Because the council voted to reduce the planned urban development acreage requirements, they will require developers to present detailed project plans to the city before the council approves the development, council members said previously.

In other business, the council:

— Unanimously approved new city sign regulations. The new regulations will prohibit certain types of signs, like banner-type advertisements.

Through the new regulations, retailers’ allowed sign space will also be determined based on the size of the store.

— Voted unanimously to enter into a $25,000 contract with Ambient Solutions to provide the city’s phone service. The company will replace the city’s current phone provider, BPS Telephone Company, with which the city does not have a contract, Calera Mayor Jon Graham said.

“We need to start looking at a new voice over IP phone system. It’s costing us $21,000 a year in maintenance now,” Graham told the council. “With this new company, it would be $100 to replace a phone instead of the $300 it costs us now.

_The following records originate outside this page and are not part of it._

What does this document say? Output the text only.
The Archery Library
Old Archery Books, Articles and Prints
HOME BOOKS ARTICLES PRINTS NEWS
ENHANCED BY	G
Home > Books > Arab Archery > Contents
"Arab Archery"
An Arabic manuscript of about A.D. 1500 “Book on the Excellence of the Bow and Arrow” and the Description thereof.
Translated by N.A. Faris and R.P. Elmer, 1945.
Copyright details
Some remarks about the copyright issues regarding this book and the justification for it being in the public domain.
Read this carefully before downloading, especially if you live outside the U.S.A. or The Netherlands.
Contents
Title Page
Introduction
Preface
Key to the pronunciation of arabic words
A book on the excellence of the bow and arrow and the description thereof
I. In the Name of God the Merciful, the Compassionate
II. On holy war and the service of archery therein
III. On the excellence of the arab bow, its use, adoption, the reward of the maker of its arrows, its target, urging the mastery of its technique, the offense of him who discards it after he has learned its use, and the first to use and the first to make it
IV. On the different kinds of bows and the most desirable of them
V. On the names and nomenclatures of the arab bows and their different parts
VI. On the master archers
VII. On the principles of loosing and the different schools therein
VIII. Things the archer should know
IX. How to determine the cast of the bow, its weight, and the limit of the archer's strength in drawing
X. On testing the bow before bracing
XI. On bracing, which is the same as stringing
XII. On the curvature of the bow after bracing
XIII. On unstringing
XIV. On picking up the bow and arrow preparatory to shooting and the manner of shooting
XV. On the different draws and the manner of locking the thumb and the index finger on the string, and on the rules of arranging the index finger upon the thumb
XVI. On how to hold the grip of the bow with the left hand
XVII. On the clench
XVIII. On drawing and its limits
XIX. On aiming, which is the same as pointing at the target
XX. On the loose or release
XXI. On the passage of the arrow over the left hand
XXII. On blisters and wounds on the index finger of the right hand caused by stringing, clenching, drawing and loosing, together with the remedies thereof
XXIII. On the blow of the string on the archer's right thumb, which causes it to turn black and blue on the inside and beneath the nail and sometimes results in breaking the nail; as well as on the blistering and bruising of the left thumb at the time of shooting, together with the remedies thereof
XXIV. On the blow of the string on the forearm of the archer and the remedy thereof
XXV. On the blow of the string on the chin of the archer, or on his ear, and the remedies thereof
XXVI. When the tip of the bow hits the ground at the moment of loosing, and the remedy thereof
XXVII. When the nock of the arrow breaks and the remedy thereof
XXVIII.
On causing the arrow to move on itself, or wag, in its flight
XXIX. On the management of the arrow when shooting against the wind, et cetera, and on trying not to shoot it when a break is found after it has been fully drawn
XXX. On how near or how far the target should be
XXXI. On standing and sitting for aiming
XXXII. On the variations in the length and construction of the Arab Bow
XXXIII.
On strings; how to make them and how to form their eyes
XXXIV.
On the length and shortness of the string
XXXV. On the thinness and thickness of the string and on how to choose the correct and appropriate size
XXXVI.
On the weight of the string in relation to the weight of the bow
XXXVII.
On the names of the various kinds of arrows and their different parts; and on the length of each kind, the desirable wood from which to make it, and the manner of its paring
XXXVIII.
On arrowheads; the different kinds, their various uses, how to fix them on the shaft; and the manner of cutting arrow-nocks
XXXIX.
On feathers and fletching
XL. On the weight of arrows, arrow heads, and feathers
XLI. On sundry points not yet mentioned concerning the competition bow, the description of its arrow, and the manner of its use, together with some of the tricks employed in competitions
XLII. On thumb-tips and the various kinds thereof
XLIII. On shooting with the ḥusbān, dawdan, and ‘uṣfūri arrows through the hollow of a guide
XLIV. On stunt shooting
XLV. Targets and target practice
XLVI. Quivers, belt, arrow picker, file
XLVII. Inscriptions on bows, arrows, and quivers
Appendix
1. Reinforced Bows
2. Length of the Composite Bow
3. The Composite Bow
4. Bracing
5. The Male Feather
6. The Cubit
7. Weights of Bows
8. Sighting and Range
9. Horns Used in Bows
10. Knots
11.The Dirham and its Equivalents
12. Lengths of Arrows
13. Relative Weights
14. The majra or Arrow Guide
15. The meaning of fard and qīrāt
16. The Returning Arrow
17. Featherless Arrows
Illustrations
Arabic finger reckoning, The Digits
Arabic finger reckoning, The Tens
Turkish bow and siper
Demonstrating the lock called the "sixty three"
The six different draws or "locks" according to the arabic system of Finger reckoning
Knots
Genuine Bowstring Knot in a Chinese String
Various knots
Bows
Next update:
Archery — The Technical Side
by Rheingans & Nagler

“I think you’ll find a real value in this proposal,” Graham added.

— Voted unanimously to allow the Calera Police Department to enter into a lease agreement to purchase seven new patrol cars.

Through the lease-to-own program, the city will pay off the vehicles while leasing them over the next three years, said Calera Police Chief Sean Lemley.

“Half of our fleet is over 100,000 miles right now,” Lemley told the council. “Maintenance is killing us.

“Through this plan, we will be able to get the vehicles at one-third the cost,” Lemley added, noting the program will be funded with money brought in by the department’s driving school and a portion of the department’s maintenance fund. “And it will be no additional money to the city.”